InternVLA-M1:一种空间引导的视觉-语言-动作框架,面向通用机器人策略
InternVLA-M1: A Spatially Guided Vision-Language-Action Framework for Generalist Robot Policy
October 15, 2025
作者: Xinyi Chen, Yilun Chen, Yanwei Fu, Ning Gao, Jiaya Jia, Weiyang Jin, Hao Li, Yao Mu, Jiangmiao Pang, Yu Qiao, Yang Tian, Bin Wang, Bolun Wang, Fangjing Wang, Hanqing Wang, Tai Wang, Ziqin Wang, Xueyuan Wei, Chao Wu, Shuai Yang, Jinhui Ye, Junqiu Yu, Jia Zeng, Jingjing Zhang, Jinyu Zhang, Shi Zhang, Feng Zheng, Bowen Zhou, Yangkun Zhu
cs.AI
摘要
我们推出了InternVLA-M1,这是一个用于空间定位与机器人控制的统一框架,旨在推动指令跟随型机器人向可扩展的通用智能迈进。其核心理念在于空间引导的视觉-语言-动作训练,其中空间定位作为指令与机器人行动之间的关键桥梁。InternVLA-M1采用两阶段流程:(i) 在超过230万条空间推理数据上进行空间定位预训练,通过将指令与视觉、与具体形态无关的位置对齐,确定“何处行动”;(ii) 进行空间引导的动作后训练,通过即插即用的空间提示生成与具体形态适配的动作,决定“如何行动”。这一空间引导的训练方案带来了持续的提升:InternVLA-M1在SimplerEnv Google Robot上比无空间引导的版本高出14.6%,在WidowX上高出17%,在LIBERO Franka上高出4.3%,同时在盒子、点和轨迹预测中展现出更强的空间推理能力。为了进一步扩展指令跟随能力,我们构建了一个模拟引擎,收集了24.4万条可泛化的抓取放置片段,实现了在200项任务和3000多个对象上平均6.2%的改进。在实际世界的密集抓取放置任务中,InternVLA-M1提升了7.3%,结合合成数据协同训练,在未见过的物体和新配置上达到了20.6%的提升。此外,在长时程、推理密集的场景中,它超越了现有工作超过10%。这些成果凸显了空间引导训练作为构建可扩展且鲁棒的通用机器人统一原则的重要性。
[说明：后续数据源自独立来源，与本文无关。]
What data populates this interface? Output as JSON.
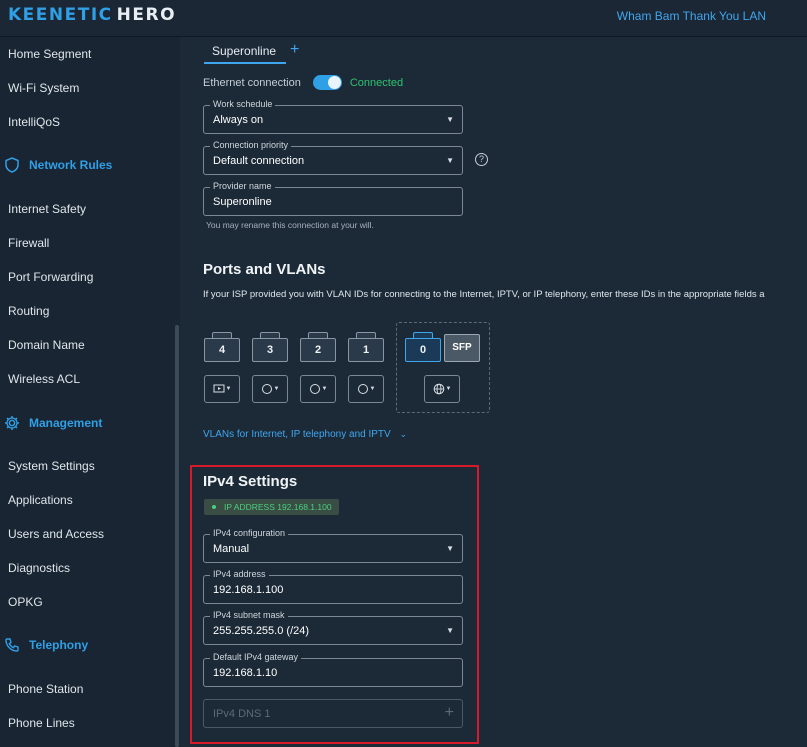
{
  "header": {
    "logo_part1": "KEENETIC",
    "logo_part2": "HERO",
    "network_name": "Wham Bam Thank You LAN"
  },
  "sidebar": {
    "items_top": [
      "Home Segment",
      "Wi-Fi System",
      "IntelliQoS"
    ],
    "section_network_rules": "Network Rules",
    "items_network_rules": [
      "Internet Safety",
      "Firewall",
      "Port Forwarding",
      "Routing",
      "Domain Name",
      "Wireless ACL"
    ],
    "section_management": "Management",
    "items_management": [
      "System Settings",
      "Applications",
      "Users and Access",
      "Diagnostics",
      "OPKG"
    ],
    "section_telephony": "Telephony",
    "items_telephony": [
      "Phone Station",
      "Phone Lines"
    ]
  },
  "tabs": {
    "active_label": "Superonline",
    "add_label": "+"
  },
  "ethernet": {
    "label": "Ethernet connection",
    "status": "Connected",
    "enabled": true
  },
  "fields": {
    "work_schedule_label": "Work schedule",
    "work_schedule_value": "Always on",
    "priority_label": "Connection priority",
    "priority_value": "Default connection",
    "provider_label": "Provider name",
    "provider_value": "Superonline",
    "provider_hint": "You may rename this connection at your will."
  },
  "ports": {
    "title": "Ports and VLANs",
    "description": "If your ISP provided you with VLAN IDs for connecting to the Internet, IPTV, or IP telephony, enter these IDs in the appropriate fields a",
    "lan_ports": [
      "4",
      "3",
      "2",
      "1"
    ],
    "wan_port": "0",
    "sfp_label": "SFP",
    "port_icons": [
      "tv-icon",
      "circle-icon",
      "circle-icon",
      "circle-icon",
      "globe-icon"
    ],
    "vlan_link": "VLANs for Internet, IP telephony and IPTV"
  },
  "ipv4": {
    "title": "IPv4 Settings",
    "ip_badge": "IP ADDRESS 192.168.1.100",
    "config_label": "IPv4 configuration",
    "config_value": "Manual",
    "address_label": "IPv4 address",
    "address_value": "192.168.1.100",
    "mask_label": "IPv4 subnet mask",
    "mask_value": "255.255.255.0 (/24)",
    "gateway_label": "Default IPv4 gateway",
    "gateway_value": "192.168.1.10",
    "dns_placeholder": "IPv4 DNS 1"
  },
  "colors": {
    "accent": "#2f9fe6",
    "connected": "#2ec26d",
    "highlight_border": "#d8192a",
    "background": "#1c2a38"
  }
}
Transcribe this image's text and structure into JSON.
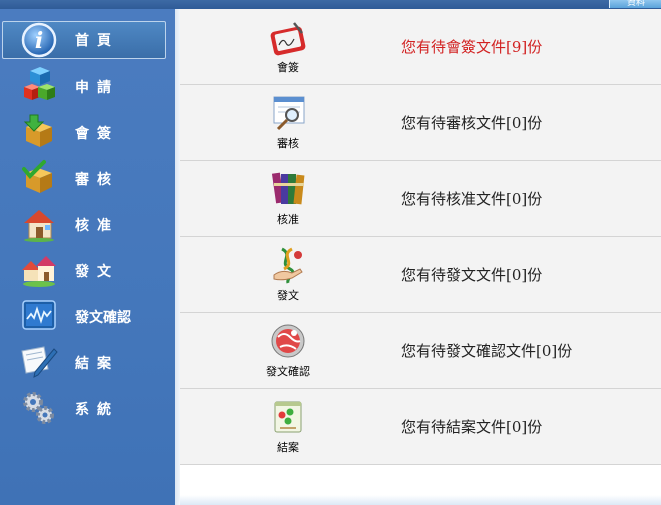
{
  "top_button": "資料",
  "sidebar": {
    "items": [
      {
        "label": "首頁",
        "icon": "info-icon",
        "active": true
      },
      {
        "label": "申請",
        "icon": "cubes-icon"
      },
      {
        "label": "會簽",
        "icon": "box-down-arrow-icon"
      },
      {
        "label": "審核",
        "icon": "box-check-icon"
      },
      {
        "label": "核准",
        "icon": "house-icon"
      },
      {
        "label": "發文",
        "icon": "houses-icon"
      },
      {
        "label": "發文確認",
        "icon": "chart-monitor-icon"
      },
      {
        "label": "結案",
        "icon": "pen-paper-icon"
      },
      {
        "label": "系統",
        "icon": "gears-icon"
      }
    ]
  },
  "tasks": [
    {
      "caption": "會簽",
      "message": "您有待會簽文件[9]份",
      "icon": "signature-tablet-icon",
      "alert": true
    },
    {
      "caption": "審核",
      "message": "您有待審核文件[0]份",
      "icon": "magnifier-document-icon"
    },
    {
      "caption": "核准",
      "message": "您有待核准文件[0]份",
      "icon": "books-icon"
    },
    {
      "caption": "發文",
      "message": "您有待發文文件[0]份",
      "icon": "dna-hand-icon"
    },
    {
      "caption": "發文確認",
      "message": "您有待發文確認文件[0]份",
      "icon": "globe-check-icon"
    },
    {
      "caption": "結案",
      "message": "您有待結案文件[0]份",
      "icon": "notepad-icon"
    }
  ]
}
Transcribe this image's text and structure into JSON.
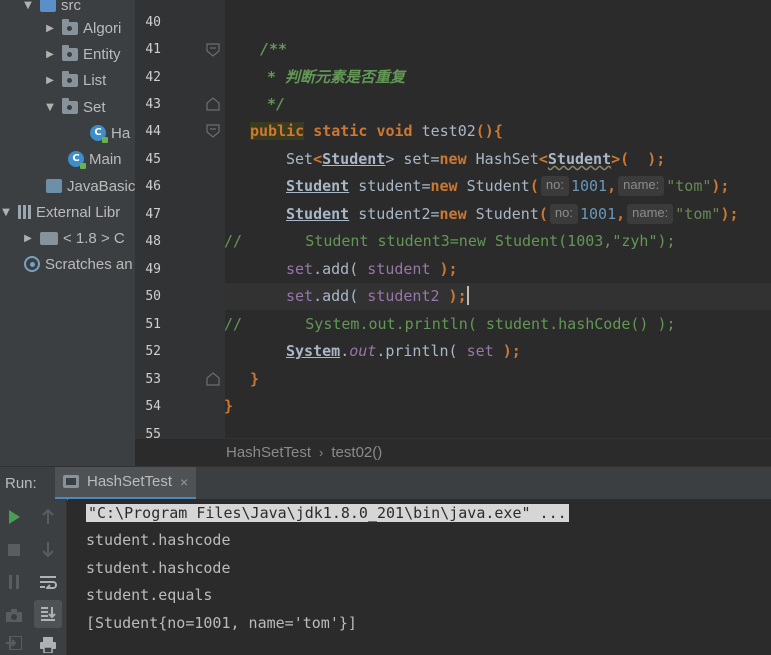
{
  "sidebar": {
    "items": [
      {
        "label": "src",
        "icon": "source-folder-icon",
        "arrow": "▼"
      },
      {
        "label": "Algori",
        "icon": "package-folder-icon",
        "arrow": "▶"
      },
      {
        "label": "Entity",
        "icon": "package-folder-icon",
        "arrow": "▶"
      },
      {
        "label": "List",
        "icon": "package-folder-icon",
        "arrow": "▶"
      },
      {
        "label": "Set",
        "icon": "package-folder-icon",
        "arrow": "▼"
      },
      {
        "label": "Ha",
        "icon": "java-class-icon",
        "arrow": ""
      },
      {
        "label": "Main",
        "icon": "java-class-icon",
        "arrow": ""
      },
      {
        "label": "JavaBasic",
        "icon": "module-file-icon",
        "arrow": ""
      },
      {
        "label": "External Libr",
        "icon": "library-icon",
        "arrow": "▼"
      },
      {
        "label": "< 1.8 >  C",
        "icon": "sdk-folder-icon",
        "arrow": "▶"
      },
      {
        "label": "Scratches an",
        "icon": "scratches-icon",
        "arrow": ""
      }
    ]
  },
  "editor": {
    "line_numbers": [
      "40",
      "41",
      "42",
      "43",
      "44",
      "45",
      "46",
      "47",
      "48",
      "49",
      "50",
      "51",
      "52",
      "53",
      "54",
      "55"
    ],
    "lines": {
      "l41": "/**",
      "l42": "* 判断元素是否重复",
      "l43": "*/",
      "l44": {
        "kw1": "public",
        "kw2": "static",
        "kw3": "void",
        "name": "test02",
        "tail": "(){"
      },
      "l45": {
        "a": "Set",
        "b": "<",
        "c": "Student",
        "d": "> set=",
        "e": "new",
        "f": " HashSet",
        "g": "<",
        "h": "Student",
        "i": ">(  );"
      },
      "l46": {
        "t": "Student",
        "v": " student=",
        "n": "new",
        "c": " Student",
        "o": "(",
        "h1": "no:",
        "n1": "1001",
        "comma": ",",
        "h2": "name:",
        "s": "\"tom\"",
        "e": ");"
      },
      "l47": {
        "t": "Student",
        "v": " student2=",
        "n": "new",
        "c": " Student",
        "o": "(",
        "h1": "no:",
        "n1": "1001",
        "comma": ",",
        "h2": "name:",
        "s": "\"tom\"",
        "e": ");"
      },
      "l48": "//       Student student3=new Student(1003,\"zyh\");",
      "l49": {
        "a": "set",
        "b": ".add( ",
        "c": "student",
        "d": " );"
      },
      "l50": {
        "a": "set",
        "b": ".add( ",
        "c": "student2",
        "d": " )",
        "e": ";"
      },
      "l51": "//       System.out.println( student.hashCode() );",
      "l52": {
        "a": "System",
        "b": ".",
        "c": "out",
        "d": ".println( ",
        "e": "set",
        "f": " );"
      },
      "l53": "}",
      "l54": "}"
    }
  },
  "breadcrumb": {
    "file": "HashSetTest",
    "separator": "›",
    "method": "test02()"
  },
  "run_panel": {
    "label": "Run:",
    "tab_label": "HashSetTest",
    "tab_close": "×",
    "output": [
      "\"C:\\Program Files\\Java\\jdk1.8.0_201\\bin\\java.exe\" ...",
      "student.hashcode",
      "student.hashcode",
      "student.equals",
      "[Student{no=1001, name='tom'}]"
    ]
  },
  "colors": {
    "editor_bg": "#2b2b2b",
    "gutter_bg": "#313335",
    "panel_bg": "#3c3f41",
    "keyword": "#cc7832",
    "number": "#6897bb",
    "string": "#6a8759",
    "comment": "#629755",
    "field": "#9876aa",
    "run_green": "#499c54"
  }
}
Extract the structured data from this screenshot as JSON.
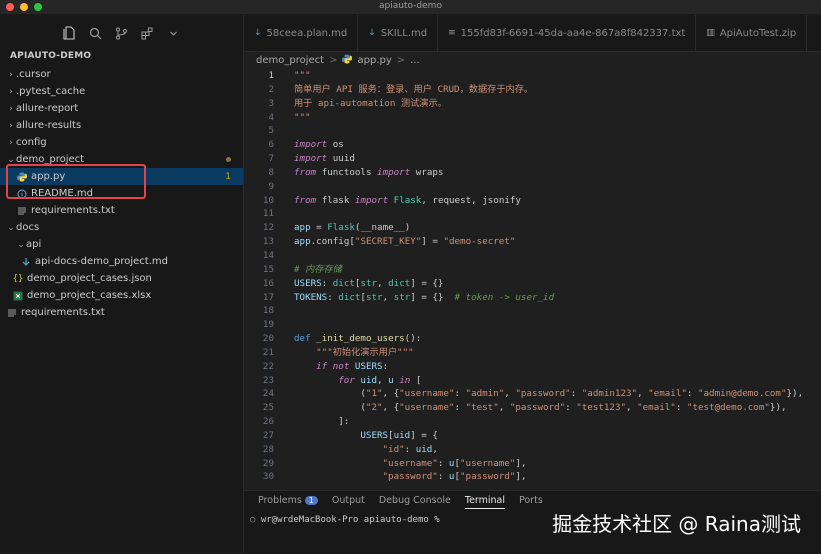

代码与模型可在https://github.com/InternRobotics/InternVLA-M1获取。
English
We introduce InternVLA-M1, a unified framework for spatial grounding and
robot control that advances instruction-following robots toward scalable,
general-purpose intelligence. Its core idea is spatially guided
vision-language-action training, where spatial grounding serves as the critical
link between instructions and robot actions. InternVLA-M1 employs a two-stage
pipeline: (i) spatial grounding pre-training on over 2.3M spatial reasoning
data to determine ``where to act'' by aligning instructions with visual,
embodiment-agnostic positions, and (ii) spatially guided action post-training
to decide ``how to act'' by generating embodiment-aware actions through
plug-and-play spatial prompting. This spatially guided training recipe yields
consistent gains: InternVLA-M1 outperforms its variant without spatial guidance
by +14.6% on SimplerEnv Google Robot, +17% on WidowX, and +4.3% on LIBERO
Franka, while demonstrating stronger spatial reasoning capability in box,
point, and trace prediction. To further scale instruction following, we built a
simulation engine to collect 244K generalizable pick-and-place episodes,
enabling a 6.2% average improvement across 200 tasks and 3K+ objects. In
real-world clustered pick-and-place, InternVLA-M1 improved by 7.3%, and with
synthetic co-training, achieved +20.6% on unseen objects and novel
configurations. Moreover, in long-horizon reasoning-intensive scenarios, it
surpassed existing works by over 10%. These results highlight spatially guided
training as a unifying principle for scalable and resilient generalist robots.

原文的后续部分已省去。